Rabbits can make very good pets, they do not take up a lot a space and can become friendly with humans. They will though need to be given some attention every day and require regular handling to keep them tame. You will need a safe environment for your rabbit so they can come out of their hutch for exercise, grooming and feeding.

Rabbits are herbivores and spend a lot of time eating. It is best to give them a diet of vegetable matter, a selection of foliage, grasses, leaves and roots. You can either give your rabbit hay, or place the hutch over and area of grass. You will need to move your hutch to stop the ground becoming bare and muddy in the wet.

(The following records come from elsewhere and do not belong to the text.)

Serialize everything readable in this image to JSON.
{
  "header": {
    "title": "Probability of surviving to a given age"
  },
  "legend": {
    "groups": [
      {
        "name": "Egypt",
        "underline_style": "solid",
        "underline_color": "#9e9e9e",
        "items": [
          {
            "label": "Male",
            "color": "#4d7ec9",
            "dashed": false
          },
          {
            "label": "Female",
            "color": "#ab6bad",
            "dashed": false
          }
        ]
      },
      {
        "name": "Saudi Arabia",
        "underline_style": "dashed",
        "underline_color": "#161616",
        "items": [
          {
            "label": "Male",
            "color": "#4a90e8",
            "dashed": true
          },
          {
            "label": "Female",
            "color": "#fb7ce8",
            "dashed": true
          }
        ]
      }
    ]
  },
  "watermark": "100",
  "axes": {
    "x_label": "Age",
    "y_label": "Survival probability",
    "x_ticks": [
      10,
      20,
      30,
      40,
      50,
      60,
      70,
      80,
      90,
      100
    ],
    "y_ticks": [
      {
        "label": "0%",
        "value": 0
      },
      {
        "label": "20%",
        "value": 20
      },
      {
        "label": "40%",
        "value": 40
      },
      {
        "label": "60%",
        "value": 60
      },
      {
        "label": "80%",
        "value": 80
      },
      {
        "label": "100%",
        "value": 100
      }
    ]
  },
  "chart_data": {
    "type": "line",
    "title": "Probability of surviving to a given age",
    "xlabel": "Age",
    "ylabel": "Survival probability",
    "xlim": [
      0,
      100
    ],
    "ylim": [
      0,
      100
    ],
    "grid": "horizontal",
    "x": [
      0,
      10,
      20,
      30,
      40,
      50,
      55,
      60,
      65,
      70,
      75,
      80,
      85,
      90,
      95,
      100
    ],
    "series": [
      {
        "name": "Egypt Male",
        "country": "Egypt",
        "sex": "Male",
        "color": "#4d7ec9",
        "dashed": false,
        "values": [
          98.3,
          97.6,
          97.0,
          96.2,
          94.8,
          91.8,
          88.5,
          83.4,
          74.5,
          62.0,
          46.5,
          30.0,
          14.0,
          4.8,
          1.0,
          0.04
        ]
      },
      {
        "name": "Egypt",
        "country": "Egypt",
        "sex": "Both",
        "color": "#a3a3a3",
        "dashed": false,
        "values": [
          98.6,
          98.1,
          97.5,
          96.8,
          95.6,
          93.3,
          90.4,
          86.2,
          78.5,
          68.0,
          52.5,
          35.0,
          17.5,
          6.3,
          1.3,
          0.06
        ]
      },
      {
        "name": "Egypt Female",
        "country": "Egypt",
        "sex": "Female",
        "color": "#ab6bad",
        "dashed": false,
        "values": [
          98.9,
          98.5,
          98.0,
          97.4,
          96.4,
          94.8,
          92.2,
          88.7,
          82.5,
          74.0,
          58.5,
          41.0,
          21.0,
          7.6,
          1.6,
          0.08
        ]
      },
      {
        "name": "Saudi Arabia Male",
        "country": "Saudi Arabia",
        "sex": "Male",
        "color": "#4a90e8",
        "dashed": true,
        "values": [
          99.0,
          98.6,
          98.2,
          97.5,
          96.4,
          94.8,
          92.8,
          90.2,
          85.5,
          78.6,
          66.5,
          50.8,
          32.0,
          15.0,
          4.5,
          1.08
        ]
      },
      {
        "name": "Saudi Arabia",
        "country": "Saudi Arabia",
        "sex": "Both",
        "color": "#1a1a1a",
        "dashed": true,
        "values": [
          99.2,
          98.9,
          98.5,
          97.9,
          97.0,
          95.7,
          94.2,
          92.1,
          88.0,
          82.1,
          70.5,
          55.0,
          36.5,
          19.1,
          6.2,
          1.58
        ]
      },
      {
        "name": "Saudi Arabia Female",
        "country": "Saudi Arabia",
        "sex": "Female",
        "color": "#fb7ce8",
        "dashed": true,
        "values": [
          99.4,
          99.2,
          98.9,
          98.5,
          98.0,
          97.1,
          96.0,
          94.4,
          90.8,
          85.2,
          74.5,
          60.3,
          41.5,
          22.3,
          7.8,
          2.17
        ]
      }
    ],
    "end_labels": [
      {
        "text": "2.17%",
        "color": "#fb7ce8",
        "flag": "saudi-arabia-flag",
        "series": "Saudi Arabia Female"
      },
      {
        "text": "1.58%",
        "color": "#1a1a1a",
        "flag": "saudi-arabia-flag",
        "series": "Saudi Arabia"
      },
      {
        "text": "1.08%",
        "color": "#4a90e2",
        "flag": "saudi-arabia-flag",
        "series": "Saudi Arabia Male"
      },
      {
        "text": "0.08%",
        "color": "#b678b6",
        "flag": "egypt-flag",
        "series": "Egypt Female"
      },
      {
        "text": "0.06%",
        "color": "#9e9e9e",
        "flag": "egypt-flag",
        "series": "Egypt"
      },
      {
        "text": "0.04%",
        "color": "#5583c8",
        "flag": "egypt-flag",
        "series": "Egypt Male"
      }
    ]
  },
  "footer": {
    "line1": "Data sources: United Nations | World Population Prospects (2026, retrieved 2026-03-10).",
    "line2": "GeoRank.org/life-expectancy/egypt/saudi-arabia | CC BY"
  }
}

Hutches should be large in size, providing plenty of room for the rabbit to move around and stretch out. It is best to have two areas, a raised section for sleeping, lined with hay and enclosed. The other area should be open with space for your rabbit to move around, stretch out, catch some sun and play. They will also need something to chew on to keep their teeth in check. Try to make the area exciting with tubes and tree stumps so that it can play. Beware that rabbits burrow so the hutch should either have a wire base or the fence should go into the ground. You should check regularly for signs of burrowing.

A rabbit likes to lead a stress free life, this will also ensure that it stays healthy. The hutch should be kept clean with plenty of hay and food. This should not be allowed to get stale and accumulate. Room for exercise will also keep your rabbit happy.

There are several signs that your rabbit may be ill among these are:

    loss of appetite
    weight loss
    looking depressed
    skin trouble
    runny faeces and urine soaking into the back legs

A loss of appetite or your rabbit not eating may indicate a blockage in their guts, this should be looked at by your vet immediately. This can be due to furballs and other obstructions. For this reason your rabbit should be frequently groomed, also their teeth and claws should be checked often.